One day it fell my good fortune to meet some of the people called Moors—then later I met some of the Nanticokes. I visited with them in their fields and in their schools and churches. I made friends with many of them and learned to call them by name. Asked to come into their homes, first to chat, then to eat, I finally after several months achieved the rare honor of sharing their hospitality as an overnight guest. Over a period Of years, impressions began to gather in my mind. The people stood forth in their true light, and through them I found the answers to the questions that puzzled me. Inasmuch as the information I had gleaned from pursuing my hobby is, for the most part, not readily available, it seemed to me that it should be accessible to others. Undoubtedly others as curious as myself would like to have their questions answered, while those who have never heard of the Moors or Nanticokes of Delaware might be interested in knowing of them. That is the reason I wrote Delaware's Forgotten Folk. It is offered not as a textbook nor as a scientific discussion, but merely as reading entertainment founded on the life history, social struggle, and customs of a little-known people.

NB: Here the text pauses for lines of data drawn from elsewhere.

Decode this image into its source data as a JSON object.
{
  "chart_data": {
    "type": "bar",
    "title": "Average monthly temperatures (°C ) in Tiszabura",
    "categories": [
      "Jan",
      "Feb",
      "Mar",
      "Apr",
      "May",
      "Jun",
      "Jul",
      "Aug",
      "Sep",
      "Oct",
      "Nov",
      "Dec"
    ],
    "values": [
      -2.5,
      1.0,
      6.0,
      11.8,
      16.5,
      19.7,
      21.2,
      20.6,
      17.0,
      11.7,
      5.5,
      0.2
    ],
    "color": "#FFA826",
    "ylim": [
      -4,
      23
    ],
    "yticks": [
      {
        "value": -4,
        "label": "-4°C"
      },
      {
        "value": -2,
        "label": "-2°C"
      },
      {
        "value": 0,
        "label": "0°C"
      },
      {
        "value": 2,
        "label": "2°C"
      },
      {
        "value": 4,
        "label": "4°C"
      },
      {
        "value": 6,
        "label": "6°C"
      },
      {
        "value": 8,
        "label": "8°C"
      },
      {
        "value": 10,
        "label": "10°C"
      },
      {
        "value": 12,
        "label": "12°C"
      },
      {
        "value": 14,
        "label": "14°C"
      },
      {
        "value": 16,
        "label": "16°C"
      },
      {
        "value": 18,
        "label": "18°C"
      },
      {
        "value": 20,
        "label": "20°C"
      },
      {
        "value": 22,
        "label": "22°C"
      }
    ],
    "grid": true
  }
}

I want to acknowledge the assistance of a number of persons who helped to make this story possible. My good friend L. T. Alexander, a camera hobbyist, devoted many hours to the excellent photographs which are seen in the book. John Swientochowski, who made the ink drawings, is also a capable and painstaking brother hobbyist, and I am indebted for his assistance. Leon de Valinger, Jr., Archibald Crozier, H. Geiger Omwake, Dr. H. V. Holloway, Robert Tatnall, Seal Brooks, and William B. Marye were also most helpful in supplying data or reference material otherwise not available.
The manuscript was previewed entirely, or in part, by Jeanette Eckman, Anthony Higgins, William P. Frank, John P. St. Vincent, Dorotha Redman Hurst, Walter Hurst, and my indulgent wife, Ruth Weslager. Their combined assistance and constructive criticisms are deeply appreciated. Above all, I am greatly indebted to Dr. Frank G. Speck, who read and criticized each chapter as it was written, and to many Moor and Nanticoke friends who never objected while their histories and personal affairs were being probed.